为什么python不会将stdin输入作为字典读取?

时间:2014-08-12 18:11:13

标签: python hadoop dictionary mapreduce stdin

我确定我在这里做了一些愚蠢的事,但是这里有。我正在为我的Udacity课程进行课堂作业,#34; Map Reduce和Hadoop简介"。我们的任务是制作一个mapper / reducer,它将计算我们数据集(论坛帖子的主体)中单词的出现次数。 我已经知道如何做到这一点,但我不能让Python将stdin数据作为字典读入reducer数据。
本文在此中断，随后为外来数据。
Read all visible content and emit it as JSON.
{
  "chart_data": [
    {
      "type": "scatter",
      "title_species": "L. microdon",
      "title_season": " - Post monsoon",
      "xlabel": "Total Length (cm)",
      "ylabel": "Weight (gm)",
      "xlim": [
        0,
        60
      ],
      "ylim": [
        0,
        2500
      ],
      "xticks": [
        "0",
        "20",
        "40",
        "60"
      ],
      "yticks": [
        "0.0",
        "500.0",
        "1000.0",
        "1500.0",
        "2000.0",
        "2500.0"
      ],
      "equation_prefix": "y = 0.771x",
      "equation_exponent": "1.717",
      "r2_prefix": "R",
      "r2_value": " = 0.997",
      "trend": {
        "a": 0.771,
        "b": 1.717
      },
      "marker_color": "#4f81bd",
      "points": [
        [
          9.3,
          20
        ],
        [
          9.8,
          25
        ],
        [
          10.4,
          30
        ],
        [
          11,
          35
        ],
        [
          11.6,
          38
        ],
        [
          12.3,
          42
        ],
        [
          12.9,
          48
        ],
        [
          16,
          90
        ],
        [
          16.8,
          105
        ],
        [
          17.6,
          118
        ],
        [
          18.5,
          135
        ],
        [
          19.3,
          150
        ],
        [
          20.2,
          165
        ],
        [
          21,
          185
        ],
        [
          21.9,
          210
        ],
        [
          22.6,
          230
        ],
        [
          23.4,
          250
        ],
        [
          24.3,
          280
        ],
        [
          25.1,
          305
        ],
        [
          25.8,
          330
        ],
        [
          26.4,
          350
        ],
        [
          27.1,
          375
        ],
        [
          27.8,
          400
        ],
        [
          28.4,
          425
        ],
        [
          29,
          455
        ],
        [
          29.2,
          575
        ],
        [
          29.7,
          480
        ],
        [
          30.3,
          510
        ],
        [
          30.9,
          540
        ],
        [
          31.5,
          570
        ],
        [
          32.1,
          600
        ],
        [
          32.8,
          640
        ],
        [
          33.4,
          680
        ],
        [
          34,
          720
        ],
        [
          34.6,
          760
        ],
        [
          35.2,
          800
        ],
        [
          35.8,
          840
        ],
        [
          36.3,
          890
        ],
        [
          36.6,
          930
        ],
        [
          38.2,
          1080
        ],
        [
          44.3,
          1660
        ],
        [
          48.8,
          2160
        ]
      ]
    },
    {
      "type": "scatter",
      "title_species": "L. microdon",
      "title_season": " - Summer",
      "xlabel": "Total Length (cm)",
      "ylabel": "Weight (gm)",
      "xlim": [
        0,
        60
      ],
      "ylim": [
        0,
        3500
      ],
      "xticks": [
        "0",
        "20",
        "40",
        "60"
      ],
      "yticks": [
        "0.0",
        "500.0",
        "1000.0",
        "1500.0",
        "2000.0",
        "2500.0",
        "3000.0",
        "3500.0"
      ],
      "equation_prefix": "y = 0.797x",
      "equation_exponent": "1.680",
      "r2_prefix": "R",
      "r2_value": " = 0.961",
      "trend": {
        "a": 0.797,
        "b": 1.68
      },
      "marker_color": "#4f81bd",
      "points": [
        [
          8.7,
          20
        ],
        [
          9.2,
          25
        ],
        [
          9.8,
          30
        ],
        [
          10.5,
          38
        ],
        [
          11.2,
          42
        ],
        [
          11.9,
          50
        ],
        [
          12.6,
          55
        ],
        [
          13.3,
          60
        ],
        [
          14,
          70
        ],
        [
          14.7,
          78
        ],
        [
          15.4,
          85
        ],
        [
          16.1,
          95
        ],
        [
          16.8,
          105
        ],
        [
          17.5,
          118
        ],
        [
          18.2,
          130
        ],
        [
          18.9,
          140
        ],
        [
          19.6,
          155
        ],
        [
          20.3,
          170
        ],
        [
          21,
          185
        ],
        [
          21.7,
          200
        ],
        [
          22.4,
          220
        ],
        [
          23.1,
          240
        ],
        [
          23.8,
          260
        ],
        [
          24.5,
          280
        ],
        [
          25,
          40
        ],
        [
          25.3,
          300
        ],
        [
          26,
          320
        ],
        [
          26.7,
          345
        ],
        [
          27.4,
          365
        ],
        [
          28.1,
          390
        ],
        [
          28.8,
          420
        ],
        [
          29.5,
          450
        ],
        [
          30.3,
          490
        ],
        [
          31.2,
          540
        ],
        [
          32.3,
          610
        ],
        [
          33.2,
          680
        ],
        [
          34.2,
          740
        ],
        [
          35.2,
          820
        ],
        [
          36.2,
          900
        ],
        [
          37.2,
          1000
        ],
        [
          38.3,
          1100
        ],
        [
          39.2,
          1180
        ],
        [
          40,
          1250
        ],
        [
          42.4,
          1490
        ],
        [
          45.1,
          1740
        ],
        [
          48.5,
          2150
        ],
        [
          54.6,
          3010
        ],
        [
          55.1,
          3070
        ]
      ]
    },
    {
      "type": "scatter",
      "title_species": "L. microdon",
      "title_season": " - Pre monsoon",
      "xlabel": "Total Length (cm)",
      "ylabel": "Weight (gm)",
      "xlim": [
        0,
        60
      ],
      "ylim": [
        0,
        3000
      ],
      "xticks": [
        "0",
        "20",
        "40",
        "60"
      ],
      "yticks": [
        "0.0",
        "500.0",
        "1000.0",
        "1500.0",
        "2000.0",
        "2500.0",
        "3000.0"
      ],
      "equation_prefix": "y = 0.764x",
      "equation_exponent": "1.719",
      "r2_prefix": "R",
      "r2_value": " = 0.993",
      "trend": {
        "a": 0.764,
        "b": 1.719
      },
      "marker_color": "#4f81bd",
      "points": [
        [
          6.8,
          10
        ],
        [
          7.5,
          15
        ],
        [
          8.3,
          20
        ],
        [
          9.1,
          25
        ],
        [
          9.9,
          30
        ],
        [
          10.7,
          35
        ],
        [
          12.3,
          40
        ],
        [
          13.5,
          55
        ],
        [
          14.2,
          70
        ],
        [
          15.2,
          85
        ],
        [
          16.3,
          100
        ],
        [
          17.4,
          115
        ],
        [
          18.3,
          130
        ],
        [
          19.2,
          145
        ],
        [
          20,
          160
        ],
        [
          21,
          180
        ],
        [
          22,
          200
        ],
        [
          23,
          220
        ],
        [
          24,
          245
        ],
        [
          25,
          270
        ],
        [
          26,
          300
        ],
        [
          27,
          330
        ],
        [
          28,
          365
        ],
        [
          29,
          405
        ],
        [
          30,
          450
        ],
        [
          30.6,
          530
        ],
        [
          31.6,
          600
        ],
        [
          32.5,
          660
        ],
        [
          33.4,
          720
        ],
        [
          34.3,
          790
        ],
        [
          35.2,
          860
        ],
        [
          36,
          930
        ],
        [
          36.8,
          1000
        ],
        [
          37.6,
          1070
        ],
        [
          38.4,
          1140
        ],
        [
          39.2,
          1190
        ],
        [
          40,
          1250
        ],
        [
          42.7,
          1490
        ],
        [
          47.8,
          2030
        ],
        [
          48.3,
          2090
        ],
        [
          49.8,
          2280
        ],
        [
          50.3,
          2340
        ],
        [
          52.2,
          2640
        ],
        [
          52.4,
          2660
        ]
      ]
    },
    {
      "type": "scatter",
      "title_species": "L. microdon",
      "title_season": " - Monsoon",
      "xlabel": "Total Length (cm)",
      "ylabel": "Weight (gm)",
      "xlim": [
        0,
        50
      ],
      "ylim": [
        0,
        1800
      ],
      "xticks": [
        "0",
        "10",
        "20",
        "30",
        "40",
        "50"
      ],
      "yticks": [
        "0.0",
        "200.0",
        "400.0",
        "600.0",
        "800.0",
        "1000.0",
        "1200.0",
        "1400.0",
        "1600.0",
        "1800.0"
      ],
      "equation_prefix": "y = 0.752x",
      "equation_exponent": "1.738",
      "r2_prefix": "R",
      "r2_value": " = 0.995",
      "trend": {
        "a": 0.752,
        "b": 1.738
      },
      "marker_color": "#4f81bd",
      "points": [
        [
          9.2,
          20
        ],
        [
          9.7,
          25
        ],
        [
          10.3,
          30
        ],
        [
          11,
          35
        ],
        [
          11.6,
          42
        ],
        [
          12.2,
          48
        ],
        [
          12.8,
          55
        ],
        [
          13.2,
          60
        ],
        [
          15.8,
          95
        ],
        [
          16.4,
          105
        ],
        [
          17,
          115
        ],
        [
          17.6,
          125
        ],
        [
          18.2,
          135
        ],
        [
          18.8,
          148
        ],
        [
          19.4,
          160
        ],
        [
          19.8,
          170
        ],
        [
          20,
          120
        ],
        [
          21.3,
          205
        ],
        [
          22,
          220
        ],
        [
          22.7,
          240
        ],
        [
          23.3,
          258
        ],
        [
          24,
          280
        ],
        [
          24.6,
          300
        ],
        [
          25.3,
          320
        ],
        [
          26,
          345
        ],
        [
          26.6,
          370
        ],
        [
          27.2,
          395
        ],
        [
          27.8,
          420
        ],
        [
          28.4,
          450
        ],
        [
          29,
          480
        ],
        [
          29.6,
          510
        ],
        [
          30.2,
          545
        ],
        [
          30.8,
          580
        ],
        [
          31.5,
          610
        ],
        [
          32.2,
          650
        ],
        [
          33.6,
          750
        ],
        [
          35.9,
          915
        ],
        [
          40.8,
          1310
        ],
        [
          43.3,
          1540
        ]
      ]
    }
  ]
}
到目前为止,这是我的方法: Mapper读取数据(在本例中为代码)并吐出一个单词词典:每个论坛帖子的数量:

#!/usr/bin/python
import sys
import csv
import re
from collections import Counter


def mapper():
    reader = csv.reader(sys.stdin, delimiter='\t')
    writer = csv.writer(sys.stdout, delimiter='\t', quotechar='"', quoting=csv.QUOTE_ALL)

    for line in reader:
        body = line[4]
        #Counter(body)
        words = re.findall(r'\w+', body.lower())
        c = Counter(words)
        #print c.items()
        print dict(c)





test_text = """\"\"\t\"\"\t\"\"\t\"\"\t\"This is one sentence sentence\"\t\"\"
\"\"\t\"\"\t\"\"\t\"\"\t\"Also one sentence!\"\t\"\"
\"\"\t\"\"\t\"\"\t\"\"\t\"Hey!\nTwo sentences!\"\t\"\"
\"\"\t\"\"\t\"\"\t\"\"\t\"One. Two! Three?\"\t\"\"
\"\"\t\"\"\t\"\"\t\"\"\t\"One Period. Two Sentences\"\t\"\"
\"\"\t\"\"\t\"\"\t\"\"\t\"Three\nlines, one sentence\n\"\t\"\"
"""

# This function allows you to test the mapper with the provided test string
def main():
    import StringIO
    sys.stdin = StringIO.StringIO(test_text)
    mapper()
    sys.stdin = sys.__stdin__

if __name__ == "__main__":
    main()

论坛帖子的数量然后转到stdout,如: {'this': 1, 'is': 1, 'one': 1, 'sentence': 2}

然后reducer应该在这个stdin中读作字典

#!/usr/bin/python
import sys
from collections import Counter, defaultdict
for line in sys.stdin.readlines():
    print dict(line)

但是失败了,给我这个错误信息: ValueError: dictionary update sequence element #0 has length 1; 2 is required

这意味着(如果我理解正确的话)它在每行中读取的不是作为词典,而是作为文本字符串。我怎样才能让python理解输入行是一个字典?我尝试过使用Counter和defaultdict,但仍然遇到同样的问题,或者将每个字符作为列表元素读取,这也不是我想要的。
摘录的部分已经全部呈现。